The subjects Katherine Boo cares about—poverty, mental illness, welfare, education—nobody wants to read about.
Or so she keeps saying. But it’s starting to ring a bit false. People want to read about them, so long as it’s Boo who’s doing the writing.
Boo’s been writing about social justice issues for years, picking up a Pulitzer Prize for Public Service in the process, but she’s just now getting the name recognition she deserves. That’s because of the success of her first book, Behind the Beautiful Forevers: Life, Death, and Hope in a Mumbai Undercity, which hit bookstores earlier this month. Told over the course of three years—the amount of time Boo spent reporting in India—it’s the story of the profoundly impoverished people of Annawadi, a “sumpy plug of slum” near the Mumbai airport.
If that doesn’t sound like the sexiest subject, consider that Forevers is one of the best-reviewed debuts in years. Critics seem to be trying to outdo themselves with their praise. Entertainment Weekly’s Jeff Giles put it best: “Right now the book is sitting on my shelf making all the other books feel stupid.”
Boo’s been on a whirlwind national press tour—her first—since the book came out earlier this month. On Wednesday she arrived in Los Angeles for a talk at the Skirball Cultural Center, where she read passages from the prologue and answered questions about her process, the ethics of “immersion journalism,” and her reasons for writing the book. “I’m not trying to serve up poignant snapshots of miserable people in squalid conditions, to show them with flies in their eyes,” she said. “My hope is to document the lives of complex, resourceful individuals over a long period of time.”
That’s the point that she repeatedly returned to: that poverty does not imply misery. Poor people don’t sit around looking depressed all day, she said.
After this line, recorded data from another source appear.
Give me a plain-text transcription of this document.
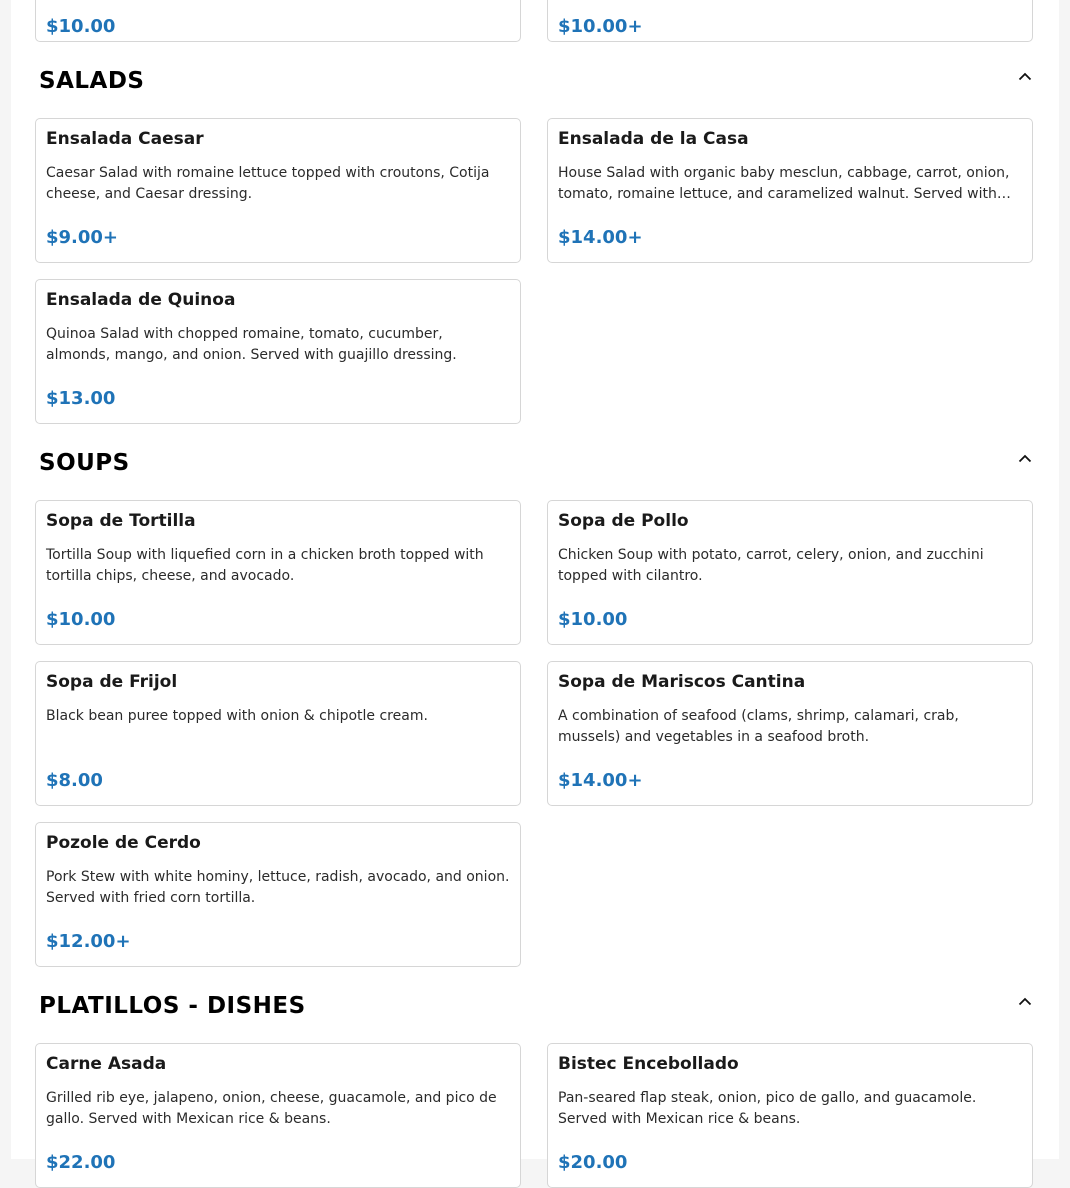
$10.00	$10.00+
SALADS
Ensalada Caesar
Caesar Salad with romaine lettuce topped with croutons, Cotija cheese, and Caesar dressing.
$9.00+
Ensalada de la Casa
House Salad with organic baby mesclun, cabbage, carrot, onion, tomato, romaine lettuce, and caramelized walnut. Served with…
$14.00+
Ensalada de Quinoa
Quinoa Salad with chopped romaine, tomato, cucumber, almonds, mango, and onion. Served with guajillo dressing.
$13.00
SOUPS
Sopa de Tortilla
Tortilla Soup with liquefied corn in a chicken broth topped with tortilla chips, cheese, and avocado.
$10.00
Sopa de Pollo
Chicken Soup with potato, carrot, celery, onion, and zucchini topped with cilantro.
$10.00
Sopa de Frijol
Black bean puree topped with onion & chipotle cream.
$8.00
Sopa de Mariscos Cantina
A combination of seafood (clams, shrimp, calamari, crab, mussels) and vegetables in a seafood broth.
$14.00+
Pozole de Cerdo
Pork Stew with white hominy, lettuce, radish, avocado, and onion. Served with fried corn tortilla.
$12.00+
PLATILLOS - DISHES
Carne Asada
Grilled rib eye, jalapeno, onion, cheese, guacamole, and pico de gallo. Served with Mexican rice & beans.
$22.00
Bistec Encebollado
Pan-seared flap steak, onion, pico de gallo, and guacamole. Served with Mexican rice & beans.
$20.00
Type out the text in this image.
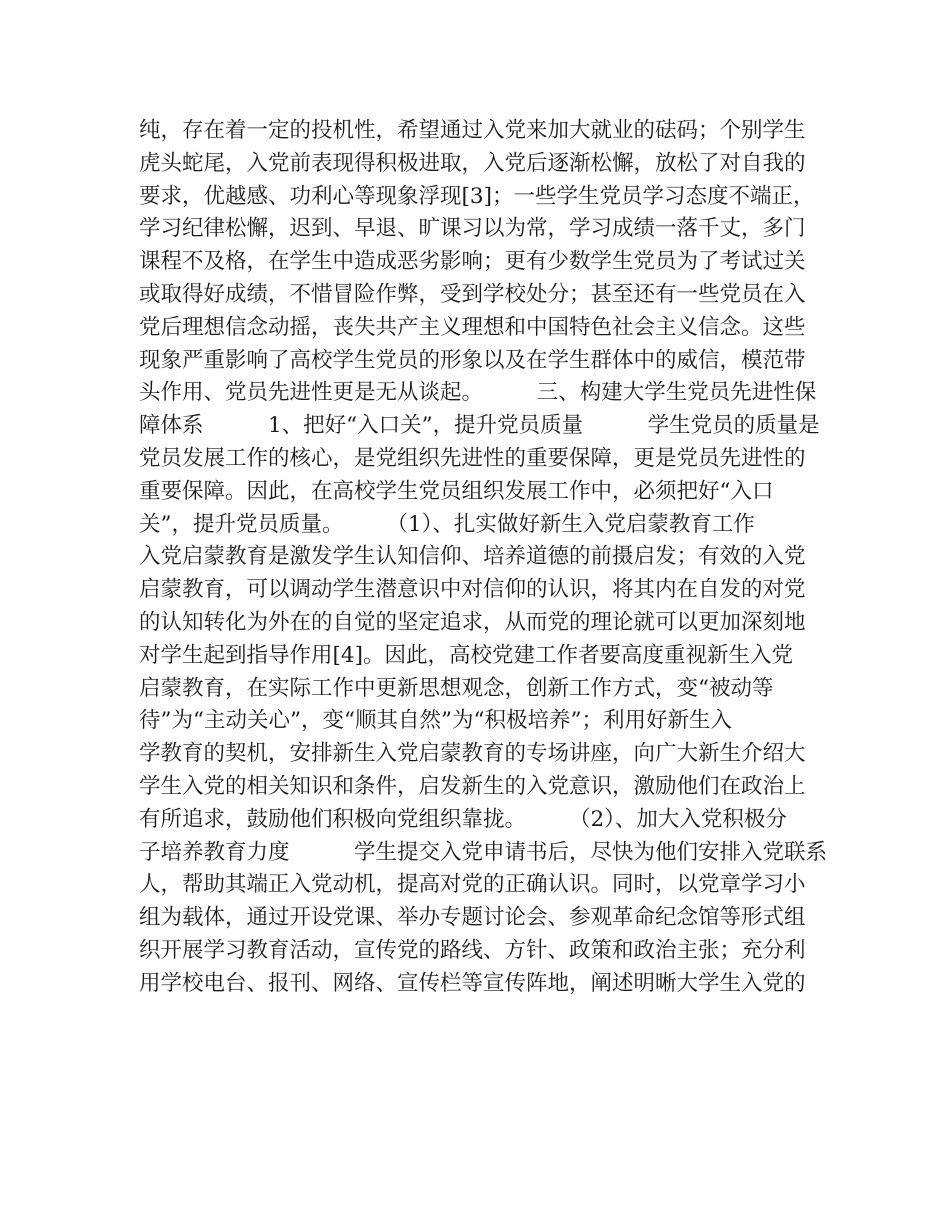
纯，存在着一定的投机性，希望通过入党来加大就业的砝码；个别学生
虎头蛇尾，入党前表现得积极进取，入党后逐渐松懈，放松了对自我的
要求，优越感、功利心等现象浮现[3]；一些学生党员学习态度不端正，
学习纪律松懈，迟到、早退、旷课习以为常，学习成绩一落千丈，多门
课程不及格，在学生中造成恶劣影响；更有少数学生党员为了考试过关
或取得好成绩，不惜冒险作弊，受到学校处分；甚至还有一些党员在入
党后理想信念动摇，丧失共产主义理想和中国特色社会主义信念。这些
现象严重影响了高校学生党员的形象以及在学生群体中的威信，模范带
头作用、党员先进性更是无从谈起。　　　三、构建大学生党员先进性保
障体系　　　1、把好“入口关”，提升党员质量　　　学生党员的质量是
党员发展工作的核心，是党组织先进性的重要保障，更是党员先进性的
重要保障。因此，在高校学生党员组织发展工作中，必须把好“入口
关”，提升党员质量。　　　（1）、扎实做好新生入党启蒙教育工作
入党启蒙教育是激发学生认知信仰、培养道德的前摄启发；有效的入党
启蒙教育，可以调动学生潜意识中对信仰的认识，将其内在自发的对党
的认知转化为外在的自觉的坚定追求，从而党的理论就可以更加深刻地
对学生起到指导作用[4]。因此，高校党建工作者要高度重视新生入党
启蒙教育，在实际工作中更新思想观念，创新工作方式，变“被动等
待”为“主动关心”，变“顺其自然”为“积极培养”；利用好新生入
学教育的契机，安排新生入党启蒙教育的专场讲座，向广大新生介绍大
学生入党的相关知识和条件，启发新生的入党意识，激励他们在政治上
有所追求，鼓励他们积极向党组织靠拢。　　　（2）、加大入党积极分
子培养教育力度　　　学生提交入党申请书后，尽快为他们安排入党联系
人，帮助其端正入党动机，提高对党的正确认识。同时，以党章学习小
组为载体，通过开设党课、举办专题讨论会、参观革命纪念馆等形式组
织开展学习教育活动，宣传党的路线、方针、政策和政治主张；充分利
用学校电台、报刊、网络、宣传栏等宣传阵地，阐述明晰大学生入党的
They work, play, and survive. And, like everyone else, they hope and dream. That’s true everywhere, whether you’re in the slums of India or America’s inner cities. “I found myself asking questions not unlike those I ask in my home country,” Boo said. “Whose capabilities in this society get supported, and whose get squandered? What is the infrastructure of opportunity here? Who gets out of poverty, who doesn’t, and why?”
Forevers is Boo’s first step toward answering those questions. She says she’ll never stop reporting.
At the start of the talk, Boo confessed that she didn’t think anyone would attend. Her editor had called earlier that day to say that Obama was coming to town. How could slum dwellers in a tiny, sewage-strewn pocket of India compete with that? Apparently they can. The auditorium was full.